Still, Leung says that if trackers were introduced now, when infection numbers have dropped, citizens would be more concerned about privacy. As time passes, he says, “We see more and more instances of the Hong Kong authorities apparently using emergency COVID-19 measures to suppress protests and dissent.” (China is also using this moment to try to establish its authority over the semi-autonomous territory. After nearly a year of pro-democracy protests, Beijing announced last week that it would consider imposing new national security laws on the city.) For its part, Hong Kong’s Innovation and Technology Bureau says the wristbands are not equipped with GPS, the app does not take data from phones, and, at the end of quarantine, users can simply delete the app and throw away the trackers. And as the number of new cases continues to drop — many days there are zero reported — so has the incidence of corona-shaming videos. The reality of a global pandemic is forcing citizens to consider the trade-offs between health and privacy, and many are leaning toward the former. “Recently, people have preferred to have the tracker over having to go to a quarantine facility,” says Siddiqi, “and have been asking our group why they couldn’t get one.”

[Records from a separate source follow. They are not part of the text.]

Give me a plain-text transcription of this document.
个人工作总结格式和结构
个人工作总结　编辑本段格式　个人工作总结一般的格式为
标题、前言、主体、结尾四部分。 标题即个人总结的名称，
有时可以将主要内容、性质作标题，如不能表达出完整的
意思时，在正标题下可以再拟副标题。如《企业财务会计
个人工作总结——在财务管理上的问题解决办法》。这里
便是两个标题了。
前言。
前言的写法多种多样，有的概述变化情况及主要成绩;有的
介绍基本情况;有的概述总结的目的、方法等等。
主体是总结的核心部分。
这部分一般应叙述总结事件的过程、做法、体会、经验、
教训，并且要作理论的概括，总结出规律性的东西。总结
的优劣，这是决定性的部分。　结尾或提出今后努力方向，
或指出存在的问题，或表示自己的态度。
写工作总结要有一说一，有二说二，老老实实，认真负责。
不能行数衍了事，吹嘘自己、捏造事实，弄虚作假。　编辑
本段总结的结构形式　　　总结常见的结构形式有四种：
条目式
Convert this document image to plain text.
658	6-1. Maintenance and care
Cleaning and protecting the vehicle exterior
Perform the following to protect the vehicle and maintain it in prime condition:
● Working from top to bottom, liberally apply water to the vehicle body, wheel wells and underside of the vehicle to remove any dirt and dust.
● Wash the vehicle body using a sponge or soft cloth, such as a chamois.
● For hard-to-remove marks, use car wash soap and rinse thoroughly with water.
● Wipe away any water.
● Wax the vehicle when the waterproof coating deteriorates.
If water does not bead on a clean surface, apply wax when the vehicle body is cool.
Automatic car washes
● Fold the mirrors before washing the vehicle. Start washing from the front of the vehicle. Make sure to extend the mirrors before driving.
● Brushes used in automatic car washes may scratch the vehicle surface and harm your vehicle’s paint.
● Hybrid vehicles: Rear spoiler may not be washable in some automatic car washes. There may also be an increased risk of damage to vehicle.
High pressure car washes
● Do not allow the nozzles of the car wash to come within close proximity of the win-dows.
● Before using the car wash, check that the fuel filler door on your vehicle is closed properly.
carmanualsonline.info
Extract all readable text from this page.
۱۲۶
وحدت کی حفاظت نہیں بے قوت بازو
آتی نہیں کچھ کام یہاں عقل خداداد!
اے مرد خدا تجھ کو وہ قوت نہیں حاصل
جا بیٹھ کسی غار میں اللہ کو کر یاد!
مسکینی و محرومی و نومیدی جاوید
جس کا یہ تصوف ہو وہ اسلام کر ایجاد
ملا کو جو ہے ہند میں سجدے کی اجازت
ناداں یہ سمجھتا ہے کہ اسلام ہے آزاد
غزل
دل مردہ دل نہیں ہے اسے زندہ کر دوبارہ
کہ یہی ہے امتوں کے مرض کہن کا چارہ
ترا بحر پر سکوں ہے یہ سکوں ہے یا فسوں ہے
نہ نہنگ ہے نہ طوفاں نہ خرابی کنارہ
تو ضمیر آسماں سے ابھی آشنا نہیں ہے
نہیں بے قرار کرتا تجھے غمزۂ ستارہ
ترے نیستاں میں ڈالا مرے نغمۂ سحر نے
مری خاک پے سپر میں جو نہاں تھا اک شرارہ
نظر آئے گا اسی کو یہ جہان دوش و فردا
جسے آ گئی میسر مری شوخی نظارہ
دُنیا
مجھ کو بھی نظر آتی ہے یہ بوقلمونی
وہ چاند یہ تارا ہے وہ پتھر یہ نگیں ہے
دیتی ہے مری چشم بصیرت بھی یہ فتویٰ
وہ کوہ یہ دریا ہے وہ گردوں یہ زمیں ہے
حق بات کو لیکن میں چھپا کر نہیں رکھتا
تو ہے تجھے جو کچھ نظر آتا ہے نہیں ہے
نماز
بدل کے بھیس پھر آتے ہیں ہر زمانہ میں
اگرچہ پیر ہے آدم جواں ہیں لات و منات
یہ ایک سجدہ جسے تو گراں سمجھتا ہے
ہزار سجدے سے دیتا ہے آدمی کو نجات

Whatever one’s feelings about the trackers, Hong Kong’s efforts have worked. The city has largely stayed open for business, and, along with Taiwan, it is leading the world in containing the virus. This city of 7.5 million people has seen 1,064 COVID-19 cases and four deaths; by comparison, New York City has 8.3 million people and has experienced 16,232 deaths. Bars, schools, and libraries are reopening; government workers have returned to offices, and some people from mainland China are allowed in for school and essential business. But testing, quarantine, and trackers are likely to become the new norm until there is a vaccine, effective antivirals, or a drop in overseas cases. And as the past few months have demonstrated, it’s a norm that will take some getting used to.